OpenAI reforça foco em adoção prática da inteligência artificial em 2026
A diretora financeira da OpenAI, Sarah Friar, afirmou que a empresa pretende priorizar a chamada "adoção prática" da inteligência artificial ao longo de 2026. Em um artigo recente no blog oficial da companhia, a executiva explicou que o objetivo central é reduzir a distância entre o que a inteligência artificial já torna possível e a forma como pessoas, empresas e países a utilizam no cotidiano.
Para Friar, a oportunidade é ampla e imediata, especialmente em áreas como saúde, ciência e empresas, onde uma inteligência mais avançada se traduz diretamente em melhores resultados. A executiva também destacou que a OpenAI ultrapassou a marca de 20 bilhões de dólares em receita anualizada em 2025, número que reforça o ritmo de crescimento da companhia.
A declaração foi feita no contexto do Fórum Econômico Mundial de Davos, onde o termo "capability overhang" ganhou destaque entre os participantes.

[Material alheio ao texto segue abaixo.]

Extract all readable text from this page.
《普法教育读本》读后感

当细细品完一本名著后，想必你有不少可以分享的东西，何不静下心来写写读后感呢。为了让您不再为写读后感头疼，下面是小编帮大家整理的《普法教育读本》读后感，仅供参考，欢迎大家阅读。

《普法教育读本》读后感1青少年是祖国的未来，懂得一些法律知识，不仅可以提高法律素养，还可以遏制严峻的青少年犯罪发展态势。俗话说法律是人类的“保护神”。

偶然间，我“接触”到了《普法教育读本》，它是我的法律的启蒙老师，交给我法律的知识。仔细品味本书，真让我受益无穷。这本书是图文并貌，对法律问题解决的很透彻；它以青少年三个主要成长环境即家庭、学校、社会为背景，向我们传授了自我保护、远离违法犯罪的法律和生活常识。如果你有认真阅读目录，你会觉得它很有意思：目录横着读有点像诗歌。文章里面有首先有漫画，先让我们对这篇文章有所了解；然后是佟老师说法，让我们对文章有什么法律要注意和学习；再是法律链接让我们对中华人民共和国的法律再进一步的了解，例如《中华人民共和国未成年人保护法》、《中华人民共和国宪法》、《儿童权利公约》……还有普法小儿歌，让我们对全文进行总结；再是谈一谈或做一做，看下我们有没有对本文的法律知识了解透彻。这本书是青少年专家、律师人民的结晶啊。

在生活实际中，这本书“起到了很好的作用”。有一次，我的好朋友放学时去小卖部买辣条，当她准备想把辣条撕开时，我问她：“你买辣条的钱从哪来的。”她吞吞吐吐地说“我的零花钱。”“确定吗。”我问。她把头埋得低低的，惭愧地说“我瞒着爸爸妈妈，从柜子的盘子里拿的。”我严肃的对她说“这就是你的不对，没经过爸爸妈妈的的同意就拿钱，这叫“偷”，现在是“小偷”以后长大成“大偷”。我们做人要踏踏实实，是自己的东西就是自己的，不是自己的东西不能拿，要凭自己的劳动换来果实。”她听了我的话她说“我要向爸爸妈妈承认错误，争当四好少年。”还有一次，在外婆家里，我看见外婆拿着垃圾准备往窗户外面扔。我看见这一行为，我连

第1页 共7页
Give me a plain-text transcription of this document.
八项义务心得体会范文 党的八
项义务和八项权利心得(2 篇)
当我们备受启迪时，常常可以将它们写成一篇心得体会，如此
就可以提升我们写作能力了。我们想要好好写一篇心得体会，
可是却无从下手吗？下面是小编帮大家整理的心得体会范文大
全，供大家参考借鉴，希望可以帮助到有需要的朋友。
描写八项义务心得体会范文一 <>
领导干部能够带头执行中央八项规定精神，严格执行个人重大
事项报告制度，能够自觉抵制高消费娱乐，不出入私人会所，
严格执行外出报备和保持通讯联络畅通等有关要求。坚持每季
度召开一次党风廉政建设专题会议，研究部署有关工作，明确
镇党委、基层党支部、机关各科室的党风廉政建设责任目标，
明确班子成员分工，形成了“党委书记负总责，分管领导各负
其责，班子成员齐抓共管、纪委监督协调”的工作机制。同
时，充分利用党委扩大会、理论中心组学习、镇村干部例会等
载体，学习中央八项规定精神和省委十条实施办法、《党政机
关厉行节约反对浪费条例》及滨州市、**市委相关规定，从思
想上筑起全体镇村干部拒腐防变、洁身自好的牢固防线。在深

O conceito se refere à diferença entre o que a inteligência artificial já consegue fazer e o valor que as organizações realmente conseguem extrair dessas ferramentas. Segundo Friar, existe um descompasso entre as capacidades atuais dos modelos de IA e a forma ainda superficial como a maioria das pessoas e empresas os utiliza, com ferramentas avançadas que permanecem pouco integradas aos fluxos de trabalho e à tomada de decisões.
Friar também comentou que os chamados usuários de fronteira consomem cerca de sete vezes mais inteligência artificial do que o usuário médio, usando os modelos de forma intensa em programação, pesquisa aprofundada e como parceiros de raciocínio. A executiva avalia que a experiência e a execução estão fechando esse descompasso mais rapidamente do que qualquer quantidade de discursos.
Além dos investimentos em infraestrutura, a OpenAI anunciou recentemente o lançamento do ChatGPT Health, uma experiência dedicada dentro do ChatGPT que permite conectar registros médicos e aplicativos de bem-estar, como Apple Health, Function e MyFitnessPal. A empresa afirmou que não usará dados pessoais de saúde para treinar seus modelos.
Dados da plataforma Ramp mostraram que os gastos empresariais com modelos da OpenAI atingiram um recorde em dezembro, ultrapassando concorrentes como Anthropic e Google.